The Storage Virtualization Challenge

Michael Vizard

When it comes to virtualization these days there is an assumption that everything associated with a virtual machine can now be neatly managed by next-generation integrated servers.

But the folks at DataCore Software, a provider of storage virtualization software, say that any such assumptions related to storage virtualization fly in the face of any IT realities they know.

The fundamental issue when it comes to storage virtualization, says DataCore chairman Ziya Aral, is the simple fact that virtualization environments by definition are fluid. Not only is it unlikely that the future of virtualization will be defined by virtual machines from a single vendor, the dynamic nature of the overall environment will require constant changes and updates to the storage system.

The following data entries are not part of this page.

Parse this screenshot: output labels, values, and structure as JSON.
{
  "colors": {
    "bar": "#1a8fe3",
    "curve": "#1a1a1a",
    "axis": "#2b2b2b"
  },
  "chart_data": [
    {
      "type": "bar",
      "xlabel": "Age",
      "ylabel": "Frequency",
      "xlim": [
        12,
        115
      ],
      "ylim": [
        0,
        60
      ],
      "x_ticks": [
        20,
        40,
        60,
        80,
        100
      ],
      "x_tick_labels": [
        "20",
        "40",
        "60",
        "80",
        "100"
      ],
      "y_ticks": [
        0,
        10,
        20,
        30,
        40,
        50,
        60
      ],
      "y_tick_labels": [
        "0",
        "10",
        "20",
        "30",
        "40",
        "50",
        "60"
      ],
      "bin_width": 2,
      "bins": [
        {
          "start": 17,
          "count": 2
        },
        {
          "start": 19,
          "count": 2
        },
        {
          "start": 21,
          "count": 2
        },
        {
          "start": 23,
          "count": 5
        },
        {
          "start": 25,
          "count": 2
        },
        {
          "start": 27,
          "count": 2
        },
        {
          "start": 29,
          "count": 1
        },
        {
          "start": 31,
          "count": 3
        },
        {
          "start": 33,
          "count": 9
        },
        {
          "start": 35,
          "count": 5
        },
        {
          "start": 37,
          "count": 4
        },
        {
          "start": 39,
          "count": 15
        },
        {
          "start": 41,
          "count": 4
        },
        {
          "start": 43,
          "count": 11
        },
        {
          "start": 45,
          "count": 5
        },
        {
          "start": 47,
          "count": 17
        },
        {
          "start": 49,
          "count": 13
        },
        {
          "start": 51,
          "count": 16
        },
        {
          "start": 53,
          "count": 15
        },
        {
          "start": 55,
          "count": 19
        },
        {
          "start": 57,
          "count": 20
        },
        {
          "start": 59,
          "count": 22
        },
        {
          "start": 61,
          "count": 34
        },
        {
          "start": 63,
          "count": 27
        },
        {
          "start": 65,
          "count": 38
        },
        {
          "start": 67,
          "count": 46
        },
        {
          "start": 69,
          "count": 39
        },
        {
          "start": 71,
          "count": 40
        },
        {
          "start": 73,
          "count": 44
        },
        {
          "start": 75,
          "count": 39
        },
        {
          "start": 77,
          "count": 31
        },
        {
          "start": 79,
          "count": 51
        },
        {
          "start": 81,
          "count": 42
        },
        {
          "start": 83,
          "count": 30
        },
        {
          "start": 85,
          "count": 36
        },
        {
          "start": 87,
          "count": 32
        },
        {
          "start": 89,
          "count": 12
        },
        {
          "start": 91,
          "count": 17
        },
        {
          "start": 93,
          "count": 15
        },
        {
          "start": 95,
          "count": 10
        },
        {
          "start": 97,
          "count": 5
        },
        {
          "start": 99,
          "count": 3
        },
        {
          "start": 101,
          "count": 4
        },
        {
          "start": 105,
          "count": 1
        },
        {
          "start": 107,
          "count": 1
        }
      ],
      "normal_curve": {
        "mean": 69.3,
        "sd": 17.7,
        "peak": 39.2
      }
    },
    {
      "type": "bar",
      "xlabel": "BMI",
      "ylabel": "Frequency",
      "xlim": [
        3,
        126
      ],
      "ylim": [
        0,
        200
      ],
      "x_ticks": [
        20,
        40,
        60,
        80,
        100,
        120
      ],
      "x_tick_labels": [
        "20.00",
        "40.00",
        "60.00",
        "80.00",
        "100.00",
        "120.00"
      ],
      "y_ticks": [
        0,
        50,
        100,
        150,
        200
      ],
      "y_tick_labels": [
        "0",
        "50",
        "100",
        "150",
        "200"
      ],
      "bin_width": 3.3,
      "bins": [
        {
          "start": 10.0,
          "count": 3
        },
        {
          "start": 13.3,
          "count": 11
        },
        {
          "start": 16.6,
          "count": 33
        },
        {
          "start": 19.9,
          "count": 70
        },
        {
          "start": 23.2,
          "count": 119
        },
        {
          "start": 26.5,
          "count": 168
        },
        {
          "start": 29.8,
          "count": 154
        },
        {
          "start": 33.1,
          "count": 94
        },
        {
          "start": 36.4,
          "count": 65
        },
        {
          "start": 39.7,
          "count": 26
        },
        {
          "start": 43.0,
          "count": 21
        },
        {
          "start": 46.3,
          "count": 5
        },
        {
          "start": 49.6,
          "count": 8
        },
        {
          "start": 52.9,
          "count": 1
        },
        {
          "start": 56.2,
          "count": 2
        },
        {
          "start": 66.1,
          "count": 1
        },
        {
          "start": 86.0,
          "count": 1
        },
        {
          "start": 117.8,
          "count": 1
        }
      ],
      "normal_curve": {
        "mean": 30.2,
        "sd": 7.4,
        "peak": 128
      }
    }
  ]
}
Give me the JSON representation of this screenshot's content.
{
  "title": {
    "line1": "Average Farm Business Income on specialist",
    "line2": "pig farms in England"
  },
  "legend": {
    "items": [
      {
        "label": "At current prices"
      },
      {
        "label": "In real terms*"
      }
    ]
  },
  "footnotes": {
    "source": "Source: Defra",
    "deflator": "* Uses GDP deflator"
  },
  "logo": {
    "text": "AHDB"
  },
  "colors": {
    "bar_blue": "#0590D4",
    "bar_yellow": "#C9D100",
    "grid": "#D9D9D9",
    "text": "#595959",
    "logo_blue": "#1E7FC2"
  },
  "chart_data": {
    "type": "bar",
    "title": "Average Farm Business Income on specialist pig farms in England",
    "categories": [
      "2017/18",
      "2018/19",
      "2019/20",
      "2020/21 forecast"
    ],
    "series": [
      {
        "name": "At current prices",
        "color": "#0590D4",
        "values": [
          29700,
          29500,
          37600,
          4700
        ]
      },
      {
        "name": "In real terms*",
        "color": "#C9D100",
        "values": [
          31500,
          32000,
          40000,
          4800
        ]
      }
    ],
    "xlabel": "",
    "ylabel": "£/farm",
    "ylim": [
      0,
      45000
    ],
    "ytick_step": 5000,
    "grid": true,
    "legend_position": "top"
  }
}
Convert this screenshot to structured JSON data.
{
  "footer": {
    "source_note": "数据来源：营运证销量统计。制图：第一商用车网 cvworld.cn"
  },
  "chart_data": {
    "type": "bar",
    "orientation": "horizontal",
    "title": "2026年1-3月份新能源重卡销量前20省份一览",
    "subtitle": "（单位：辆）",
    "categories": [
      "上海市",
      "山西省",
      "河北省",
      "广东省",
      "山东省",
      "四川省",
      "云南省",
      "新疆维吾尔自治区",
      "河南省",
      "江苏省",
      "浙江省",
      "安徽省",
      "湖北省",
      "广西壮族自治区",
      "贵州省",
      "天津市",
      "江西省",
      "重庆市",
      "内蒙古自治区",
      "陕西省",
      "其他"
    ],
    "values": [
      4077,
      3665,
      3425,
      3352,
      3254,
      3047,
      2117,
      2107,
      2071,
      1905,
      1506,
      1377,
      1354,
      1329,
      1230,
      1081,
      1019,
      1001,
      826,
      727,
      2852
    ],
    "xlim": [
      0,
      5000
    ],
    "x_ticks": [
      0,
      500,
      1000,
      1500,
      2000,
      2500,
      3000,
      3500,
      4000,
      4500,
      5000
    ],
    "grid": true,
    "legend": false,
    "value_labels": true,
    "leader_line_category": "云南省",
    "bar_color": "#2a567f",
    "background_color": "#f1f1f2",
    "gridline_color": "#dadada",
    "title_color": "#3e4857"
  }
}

Given that requirement, it's more than likely that storage requirements will therefore outpace server growth, which means that IT organizations will need to manage and upgrade storage environments separately from the server and network. That situation becomes even more exacerbated, says Aral, once you start factoring in the impact of desktop virtualization.

In addition, Aral notes that as storage hardware becomes more of a commodity, IT organizations are going to want a software-centric approach to storage that allows them to take advantage of continuing advances in processor technologies on their terms, versus waiting for providers of integrated servers to determine when to upgrade the overall environment.

Aral says that in order to migrate into a virtual environment, some customers are tempted by integrated servers that promise greater simplicity. But the reality of virtualization is that it is complex to manage, and as such, IT organizations need approaches to managing IT that give them as much flexibility as possible.

There is no doubt that enterprise IT is going through some great changes. But if Aral is right, then the more IT things change, the more they will actually stay the same.